Whether Joy, Factor, or a language that has not been invented yet, it will probably sound something like this:
[swap dip dup dip pop] dip dup dip pop
Let's hope the language of the future reads better than it sings.
The main Joy website includes source code for the canonical implementation of the language as well as documentation and tutorials.
For this session, I used this blog entry by a Joy newbie for several examples.
Today's code file contains two Joy interpreters.
When you run the executable, you won't see a prompt, but it is a REPL. Don't forget the period:
5 2 swap dup * swap dup * -. 21
This implementation is only a start, and is missing a few key language features, such as DEFINE. However, I wrote it in the style of our other CS 3540 interpreters, which means you should be able to follow the code, or even modify or extend it. Don't forget to parenthesize the input to the REPL:
joy: (5 2 swap dup * swap dup * -) 21
There are several good tutorials on concatenative languages out on the web, most of which are compatible with my discussion of Joy here. For this lecture, I used Why Concatenative Programming Matters for several examples. The author has links to a programming language of his own design, too. This tutorial goes deep quickly, so don't worry if you can't follow the whole discussion.
The images in my opening slideshow come from the following sources:
I almost used this XKCD and this slide about FP. If only we had more time...™.
As crazy as this looks, there is theory to support how concatenative languages work. How?
Recall: 2 is a function that takes no inputs and returns one integer, itself. The more common * is a function that takes two integer inputs and returns one integer:
2 :: () → (int) 3 :: () → (int) * :: (int, int) → (int)
But, as written, we cannot compose these functions. The range of 2 does not match the domain of 3. The range of 2 · 3, whatever that is, does not match the domain of *.
The basic idea is to give every function a generic data type that accounts for the full stack made available to it. Each function can be thought of as taking any input stack, as long as it is "topped" with the values it actually needs. The function then returns the arguments it doesn't use back to the stack, followed by its actual return values, which are pushed onto the top of the stack.
2 :: (A) → (A, int) 3 :: (B) → (B, int) * :: (C, int, int) → (C, int)
Now we can match B = (A, int) and compose 2 with 3:
2 3 :: (A) → (A, int, int)
This is quite nice! The meaning of 2 3 is clear. It is a function that takes no input and returns both 2 and 3. Joy thus has functions that return multiple values!

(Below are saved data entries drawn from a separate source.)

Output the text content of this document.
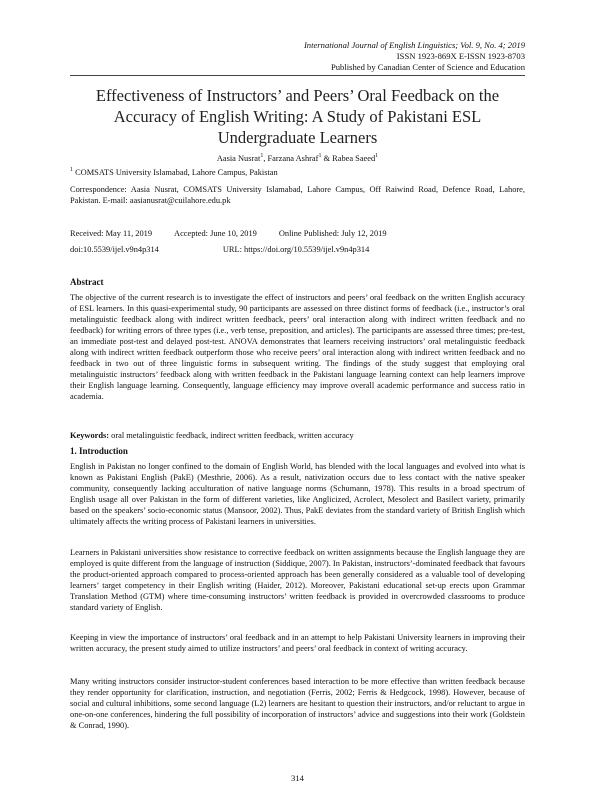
International Journal of English Linguistics; Vol. 9, No. 4; 2019
ISSN 1923-869X E-ISSN 1923-8703
Published by Canadian Center of Science and Education
Effectiveness of Instructors’ and Peers’ Oral Feedback on the Accuracy of English Writing: A Study of Pakistani ESL Undergraduate Learners
Aasia Nusrat$^1$, Farzana Ashraf$^1$ & Rabea Saeed$^1$
$^1$ COMSATS University Islamabad, Lahore Campus, Pakistan
Correspondence: Aasia Nusrat, COMSATS University Islamabad, Lahore Campus, Off Raiwind Road, Defence Road, Lahore, Pakistan. E-mail: aasianusrat@cuilahore.edu.pk
Received: May 11, 2019	Accepted: June 10, 2019	Online Published: July 12, 2019
doi:10.5539/ijel.v9n4p314	URL: https://doi.org/10.5539/ijel.v9n4p314
Abstract
The objective of the current research is to investigate the effect of instructors and peers’ oral feedback on the written English accuracy of ESL learners. In this quasi-experimental study, 90 participants are assessed on three distinct forms of feedback (i.e., instructor’s oral metalinguistic feedback along with indirect written feedback, peers’ oral interaction along with indirect written feedback and no feedback) for writing errors of three types (i.e., verb tense, preposition, and articles). The participants are assessed three times; pre-test, an immediate post-test and delayed post-test. ANOVA demonstrates that learners receiving instructors’ oral metalinguistic feedback along with indirect written feedback outperform those who receive peers’ oral interaction along with indirect written feedback and no feedback in two out of three linguistic forms in subsequent writing. The findings of the study suggest that employing oral metalinguistic instructors’ feedback along with written feedback in the Pakistani language learning context can help learners improve their English language learning. Consequently, language efficiency may improve overall academic performance and success ratio in academia.
Keywords: oral metalinguistic feedback, indirect written feedback, written accuracy
1. Introduction
English in Pakistan no longer confined to the domain of English World, has blended with the local languages and evolved into what is known as Pakistani English (PakE) (Mesthrie, 2006). As a result, nativization occurs due to less contact with the native speaker community, consequently lacking acculturation of native language norms (Schumann, 1978). This results in a broad spectrum of English usage all over Pakistan in the form of different varieties, like Anglicized, Acrolect, Mesolect and Basilect variety, primarily based on the speakers’ socio-economic status (Mansoor, 2002). Thus, PakE deviates from the standard variety of British English which ultimately affects the writing process of Pakistani learners in universities.
Learners in Pakistani universities show resistance to corrective feedback on written assignments because the English language they are employed is quite different from the language of instruction (Siddique, 2007). In Pakistan, instructors’-dominated feedback that favours the product-oriented approach compared to process-oriented approach has been generally considered as a valuable tool of developing learners’ target competency in their English writing (Haider, 2012). Moreover, Pakistani educational set-up erects upon Grammar Translation Method (GTM) where time-consuming instructors’ written feedback is provided in overcrowded classrooms to produce standard variety of English.
Keeping in view the importance of instructors’ oral feedback and in an attempt to help Pakistani University learners in improving their written accuracy, the present study aimed to utilize instructors’ and peers’ oral feedback in context of writing accuracy.
Many writing instructors consider instructor-student conferences based interaction to be more effective than written feedback because they render opportunity for clarification, instruction, and negotiation (Ferris, 2002; Ferris & Hedgcock, 1998). However, because of social and cultural inhibitions, some second language (L2) learners are hesitant to question their instructors, and/or reluctant to argue in one-on-one conferences, hindering the full possibility of incorporation of instructors’ advice and suggestions into their work (Goldstein & Conrad, 1990).
314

Then we match C = A in the result and compose 2 3 with *:
2 3 :: (A) → (A, int, int) * :: (C, int, int) → (C, int) --------------------------------- 2 3 * :: (A) → (A, int)

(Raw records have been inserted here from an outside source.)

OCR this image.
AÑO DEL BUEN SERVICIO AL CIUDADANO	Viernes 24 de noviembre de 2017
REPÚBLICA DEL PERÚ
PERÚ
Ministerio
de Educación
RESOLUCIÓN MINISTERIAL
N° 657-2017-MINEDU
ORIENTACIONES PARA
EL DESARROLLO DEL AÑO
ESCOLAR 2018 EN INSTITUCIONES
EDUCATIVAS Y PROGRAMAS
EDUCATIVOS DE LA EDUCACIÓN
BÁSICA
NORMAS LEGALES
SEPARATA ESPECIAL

It works! The program 2 3 * takes no inputs from the stack and produces one integer. Note, too, that this is the same as the type of 6, which is the value computed by 2 3 *.
6 :: (A) → (A, int)
This new approach to typing, called row polymorphism, does just what we need. Thanks to row polymorphism, we have a uniform way to compose functions of different types, in a way that makes the flow of data through a program clear. As a bonus, concatenative languages are able to give us something that applicative functional languages usually don't: functions that return true multiple values.